You can find more information in the following link: http://www.w3.org/TR/ws-arch/#introduction

Some of the special characteristics of a web service are:

XML-based:  If all web services protocols and technologies use XML to be their data representation interface, all of these could be interoperable.

Loosely coupled architecture: a web services consumer is not tied with the web service, meaning that the consumer could still interact with the web service even if the interface of the service has changed.

Synchronous or asynchronous implementation: having a client performing synchronous call to the web service means that the client has to block and wait for the service to complete the operation to continue with any subsequent routine. An asynchronous call, allows a client to execute a web service call and then execute other operations immediately, so it could retrieve the result of the call at a later point of time.

Coarse-grained: many object oriented technologies expose services by exposing individual methods of their objects, but for a web service application this could be too fine for an operation.
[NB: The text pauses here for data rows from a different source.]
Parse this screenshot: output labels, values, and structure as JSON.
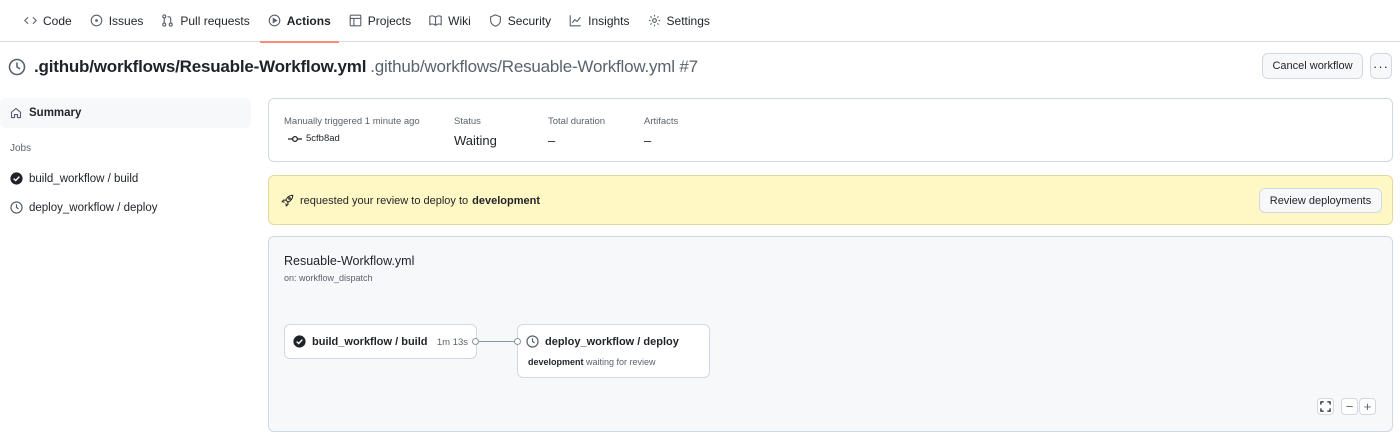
{
  "nav": {
    "tabs": [
      {
        "label": "Code",
        "icon": "code-icon"
      },
      {
        "label": "Issues",
        "icon": "issue-icon"
      },
      {
        "label": "Pull requests",
        "icon": "pull-request-icon"
      },
      {
        "label": "Actions",
        "icon": "play-icon"
      },
      {
        "label": "Projects",
        "icon": "table-icon"
      },
      {
        "label": "Wiki",
        "icon": "book-icon"
      },
      {
        "label": "Security",
        "icon": "shield-icon"
      },
      {
        "label": "Insights",
        "icon": "graph-icon"
      },
      {
        "label": "Settings",
        "icon": "gear-icon"
      }
    ],
    "active": "Actions"
  },
  "header": {
    "title": ".github/workflows/Resuable-Workflow.yml",
    "subtitle": ".github/workflows/Resuable-Workflow.yml #7",
    "cancel_label": "Cancel workflow",
    "more_label": "···"
  },
  "sidebar": {
    "summary_label": "Summary",
    "jobs_heading": "Jobs",
    "jobs": [
      {
        "label": "build_workflow / build",
        "status": "success"
      },
      {
        "label": "deploy_workflow / deploy",
        "status": "waiting"
      }
    ]
  },
  "summary": {
    "trigger_label": "Manually triggered 1 minute ago",
    "commit": "5cfb8ad",
    "status_label": "Status",
    "status_value": "Waiting",
    "duration_label": "Total duration",
    "duration_value": "–",
    "artifacts_label": "Artifacts",
    "artifacts_value": "–"
  },
  "review": {
    "text": "requested your review to deploy to",
    "environment": "development",
    "button_label": "Review deployments"
  },
  "graph": {
    "title": "Resuable-Workflow.yml",
    "trigger": "on: workflow_dispatch",
    "jobs": [
      {
        "label": "build_workflow / build",
        "duration": "1m 13s"
      },
      {
        "label": "deploy_workflow / deploy",
        "environment": "development",
        "note": "waiting for review"
      }
    ],
    "controls": {
      "zoom_out": "−",
      "zoom_in": "+"
    }
  },
  "colors": {
    "accent_underline": "#fd8c73",
    "banner_bg": "#fff8c5",
    "text": "#1f2328",
    "muted": "#59636e"
  }
}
For building a web service it is recommended that the fine-grained methods are composed into a coarse-grained service that could be consumed by an external client even another service.

Support for Remote Procedure Calls:  this allows a client to invoke procedures or functions on remote objects using XML-based protocols.

Support document exchange: withXMLyou could not only represent data, but also complex documents. Each of these documents could be as simple as a telephone number or an address, or they could be complex as an entire legal document.

Benefits of Web Services

The following are some of the benefits you would get from using and creating web services:

Interoperability: Web Services allows connecting different applications. By means of web services multiple different applications can communicate with each other sharing information and primarily services between themselves.

Expose your existing services to a network: usually a web service is single block of code that could be invoked remotely with HTTP requests. This allows you to expose current services from your code over a network allowing external applications to access and actually use these exposed services of your application.

Standard protocols: A web service uses industry standard protocols for every layer in the web service protocol stack (Service transport, XML messaging, Service description and Service discovery). This standardization provides many advantages like giving a wide range of choices for each implementation, cost reduction due to competition and increase quality

Low cost of communication: by using SOAP over HTTP protocol for communication you can use the existing internet connections for implementing web services.